Things I learned from Week One of the NFL.
1) I really don't give much of a shit about the NFL. Only watched parts of a few games. Don't even know who won most of them. Don't care enough to find out.
2) Mark Ingram is the biggest punk ass bitch in the league. He hasn't done shit for two years, has a mediocre game and struts, preens, stalks and prances like he's a combination of Walter Payton and Barry Sanders. If he were on my team I'd beat his ass like they beat Private Pyle in Full Metal Jacket. They could flag that chubby Ewok for douchmanlike conduct after every three-yard gain. I've rarely hated a player as much as I despise that bubbling turd.

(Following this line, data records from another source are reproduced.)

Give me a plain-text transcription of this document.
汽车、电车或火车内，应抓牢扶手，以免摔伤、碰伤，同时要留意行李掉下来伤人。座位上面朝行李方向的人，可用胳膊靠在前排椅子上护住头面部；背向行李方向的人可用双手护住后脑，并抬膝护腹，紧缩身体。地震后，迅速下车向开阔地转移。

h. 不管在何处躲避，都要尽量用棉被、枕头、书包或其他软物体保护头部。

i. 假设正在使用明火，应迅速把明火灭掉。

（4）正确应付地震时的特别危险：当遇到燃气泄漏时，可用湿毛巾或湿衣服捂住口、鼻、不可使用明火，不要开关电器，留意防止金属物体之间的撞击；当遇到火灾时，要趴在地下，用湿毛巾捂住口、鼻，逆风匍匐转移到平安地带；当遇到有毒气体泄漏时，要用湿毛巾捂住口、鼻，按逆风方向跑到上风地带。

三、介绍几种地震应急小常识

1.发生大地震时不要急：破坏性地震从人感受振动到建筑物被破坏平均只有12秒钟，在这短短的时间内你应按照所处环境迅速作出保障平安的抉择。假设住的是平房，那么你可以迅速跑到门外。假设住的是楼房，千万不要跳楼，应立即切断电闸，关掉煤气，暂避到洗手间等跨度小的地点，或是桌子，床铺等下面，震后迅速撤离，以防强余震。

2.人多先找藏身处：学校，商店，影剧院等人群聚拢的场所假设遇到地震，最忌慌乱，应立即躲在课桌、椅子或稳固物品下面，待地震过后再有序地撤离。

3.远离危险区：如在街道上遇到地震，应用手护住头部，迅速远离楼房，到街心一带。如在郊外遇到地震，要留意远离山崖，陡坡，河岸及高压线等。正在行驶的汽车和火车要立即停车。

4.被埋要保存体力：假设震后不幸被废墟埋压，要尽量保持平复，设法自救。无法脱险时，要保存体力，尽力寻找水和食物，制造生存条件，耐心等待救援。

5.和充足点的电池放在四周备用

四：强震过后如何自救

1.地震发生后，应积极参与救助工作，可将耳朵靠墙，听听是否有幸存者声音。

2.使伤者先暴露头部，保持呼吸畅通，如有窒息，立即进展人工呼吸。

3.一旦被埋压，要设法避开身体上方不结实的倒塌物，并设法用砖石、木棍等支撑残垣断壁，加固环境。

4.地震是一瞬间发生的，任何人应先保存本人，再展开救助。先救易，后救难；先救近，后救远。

New Orleans Saints running back Mark Ingram had a fiery, helmet-slamming outburst on the sideline Sunday, and later appeared to decline a post-touchdown handshake from coach Sean Payton.

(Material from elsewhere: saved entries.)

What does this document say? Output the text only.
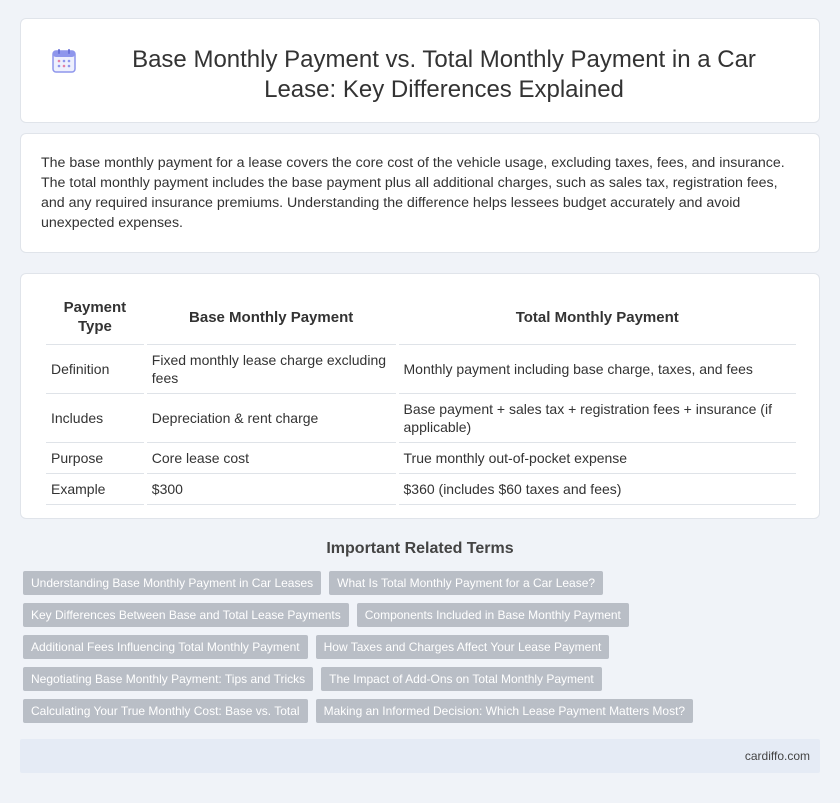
Base Monthly Payment vs. Total Monthly Payment in a Car Lease: Key Differences Explained

The base monthly payment for a lease covers the core cost of the vehicle usage, excluding taxes, fees, and insurance. The total monthly payment includes the base payment plus all additional charges, such as sales tax, registration fees, and any required insurance premiums. Understanding the difference helps lessees budget accurately and avoid unexpected expenses.

Payment Type	Base Monthly Payment	Total Monthly Payment
Definition	Fixed monthly lease charge excluding fees	Monthly payment including base charge, taxes, and fees
Includes	Depreciation & rent charge	Base payment + sales tax + registration fees + insurance (if applicable)
Purpose	Core lease cost	True monthly out-of-pocket expense
Example	$300	$360 (includes $60 taxes and fees)
Important Related Terms
Understanding Base Monthly Payment in Car Leases	What Is Total Monthly Payment for a Car Lease?
Key Differences Between Base and Total Lease Payments	Components Included in Base Monthly Payment
Additional Fees Influencing Total Monthly Payment	How Taxes and Charges Affect Your Lease Payment
Negotiating Base Monthly Payment: Tips and Tricks	The Impact of Add-Ons on Total Monthly Payment
Calculating Your True Monthly Cost: Base vs. Total	Making an Informed Decision: Which Lease Payment Matters Most?
cardiffo.com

3) Further proof that the Saints are cheaters? Guess who joined their coverage team for NOLA this season? Evan Woodbery.
4) Hate to say this, but the Panthers might be better of with the other guy playing QB. Mike Shula has no idea what to do with Cam. He knows what to do with a moderately talented, slow white guy because he can relate to him. As much as I want to like the Panthers, I hope Cam finds a better home after this season. He could be a major star, one of the best in NFL history but he's not going to get that or get there with defense-minded Rivera and doodlebutt Shula. They shouldn't have released Steve Smith, either.

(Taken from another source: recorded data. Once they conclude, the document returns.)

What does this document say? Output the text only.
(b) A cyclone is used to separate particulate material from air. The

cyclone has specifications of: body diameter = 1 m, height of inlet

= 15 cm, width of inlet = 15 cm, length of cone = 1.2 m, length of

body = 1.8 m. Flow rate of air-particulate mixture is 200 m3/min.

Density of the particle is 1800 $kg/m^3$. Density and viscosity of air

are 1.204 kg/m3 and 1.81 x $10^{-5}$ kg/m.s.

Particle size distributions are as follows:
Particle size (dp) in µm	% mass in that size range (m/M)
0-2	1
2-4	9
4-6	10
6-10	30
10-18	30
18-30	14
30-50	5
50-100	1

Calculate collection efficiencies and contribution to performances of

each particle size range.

5) Broncos suck. Won but suck.
6) Slow your roll on the Dolphins.
7) The Ravens are punks. NFL did what they did to Ray Rice. I'm sorry there is a video now, but releasing the guy today was a punk move. It's double jeopardy.
8) Seahawks and 49ers both look like quality teams. Beyond that, it's a miasma of mediocrity across the rest of the league. Of course the 'Hawks get there by cheating their asses off. Carroll was a cheater at USC and is a cheater (and a twat) in Seattle.
9) RGIII is going to be a long-term bust. He's not going to be all the media wants him to be but they will go to the ends of the earth to prop him up as such.
10) Hope Whore Webb-McCarron saved some of that Hardees money.